On 31 June, the Japanese cabinet passed a resolution that allows Japan to exercise the right to collective self-defense and take military action to defend other countries even though the countryitself is not under attack. In the backdrop of the Philippines’ struggle against China’s march in the South China Sea, Japan’s decision meant that it could offer at least non-combat assistance.
That the war of words is expanding the ambit is also indicated by China’s foreign ministry spokeswoman Hua Chunying when she criticised Japan for under-reporting its nuclear materials. She said that Japan should “address the imbalance between its demand and supply of sensitive nuclear materials.” The Japanese government had not declared about 640 kg of unused plutonium in its annual report for the IAEA in 2012 and 2013, an amount enough to make 80 nuclear bombs. Japan claims to own 44 tons of plutonium, while the actual amount is 45 tons, said Japan's Kyodo News Agency.

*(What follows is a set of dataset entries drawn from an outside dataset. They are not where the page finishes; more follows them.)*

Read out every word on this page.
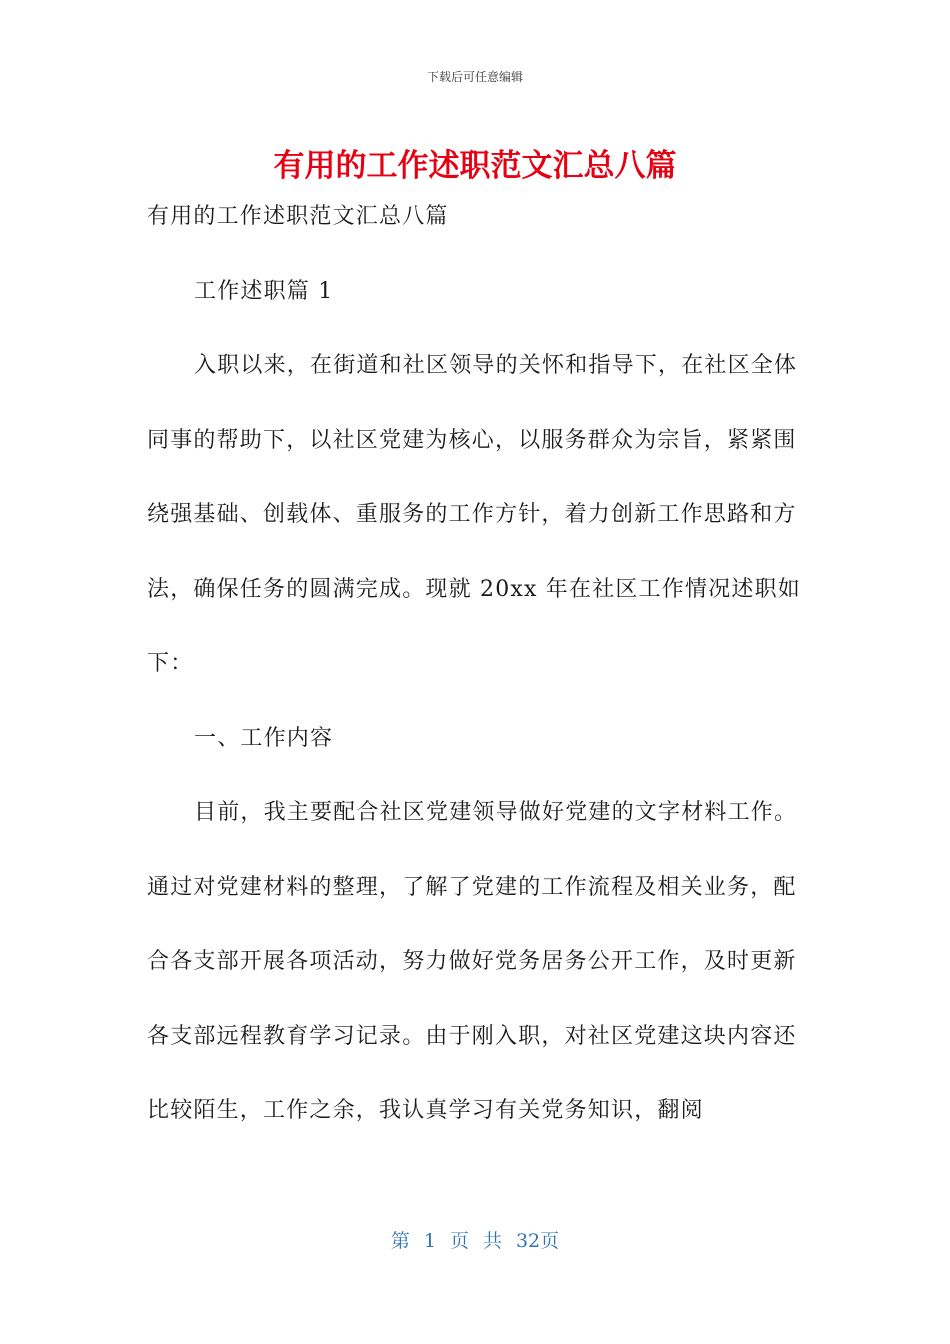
下载后可任意编辑
有用的工作述职范文汇总八篇

有用的工作述职范文汇总八篇

工作述职篇 1

入职以来，在街道和社区领导的关怀和指导下，在社区全体同事的帮助下，以社区党建为核心，以服务群众为宗旨，紧紧围绕强基础、创载体、重服务的工作方针，着力创新工作思路和方法，确保任务的圆满完成。现就 20xx 年在社区工作情况述职如下：

一、工作内容

目前，我主要配合社区党建领导做好党建的文字材料工作。通过对党建材料的整理，了解了党建的工作流程及相关业务，配合各支部开展各项活动，努力做好党务居务公开工作，及时更新各支部远程教育学习记录。由于刚入职，对社区党建这块内容还比较陌生，工作之余，我认真学习有关党务知识，翻阅

第 1 页 共 32页
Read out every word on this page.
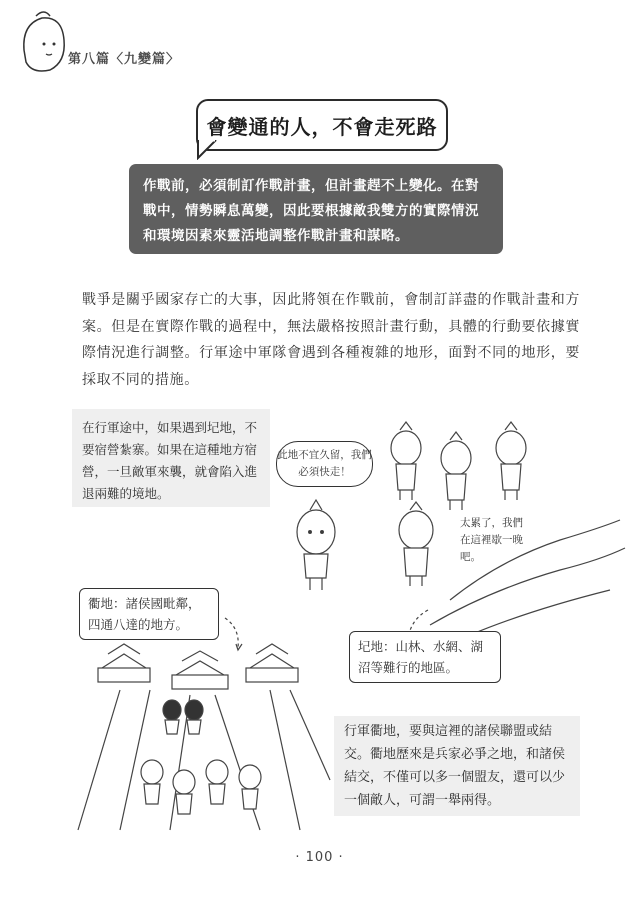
第八篇〈九變篇〉
會變通的人，不會走死路

作戰前，必須制訂作戰計畫，但計畫趕不上變化。在對戰中，情勢瞬息萬變，因此要根據敵我雙方的實際情況和環境因素來靈活地調整作戰計畫和謀略。

戰爭是關乎國家存亡的大事，因此將領在作戰前，會制訂詳盡的作戰計畫和方案。但是在實際作戰的過程中，無法嚴格按照計畫行動，具體的行動要依據實際情況進行調整。行軍途中軍隊會遇到各種複雜的地形，面對不同的地形，要採取不同的措施。

在行軍途中，如果遇到圮地，不要宿營紮寨。如果在這種地方宿營，一旦敵軍來襲，就會陷入進退兩難的境地。
此地不宜久留，我們必須快走！
太累了，我們在這裡歇一晚吧。
衢地：諸侯國毗鄰，四通八達的地方。
圮地：山林、水網、湖沼等難行的地區。
行軍衢地，要與這裡的諸侯聯盟或結交。衢地歷來是兵家必爭之地，和諸侯結交，不僅可以多一個盟友，還可以少一個敵人，可謂一舉兩得。
· 100 ·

The unreported plutonium is part of the plutonium-uranium mixed oxide (MOX) fuel placed at an offline reactor in a nuclear plant in Saga Prefecture, southern Japan.
The consequences of the above are spilling over into the economic domain. For instance, foreign direct investment from Japan into China slumped 42.2 per cent in 2013 from the previous year. So did bilateral trade figures, with Japan choosing to expand trade and investments with Vietnam other Southeast Asian countries and India.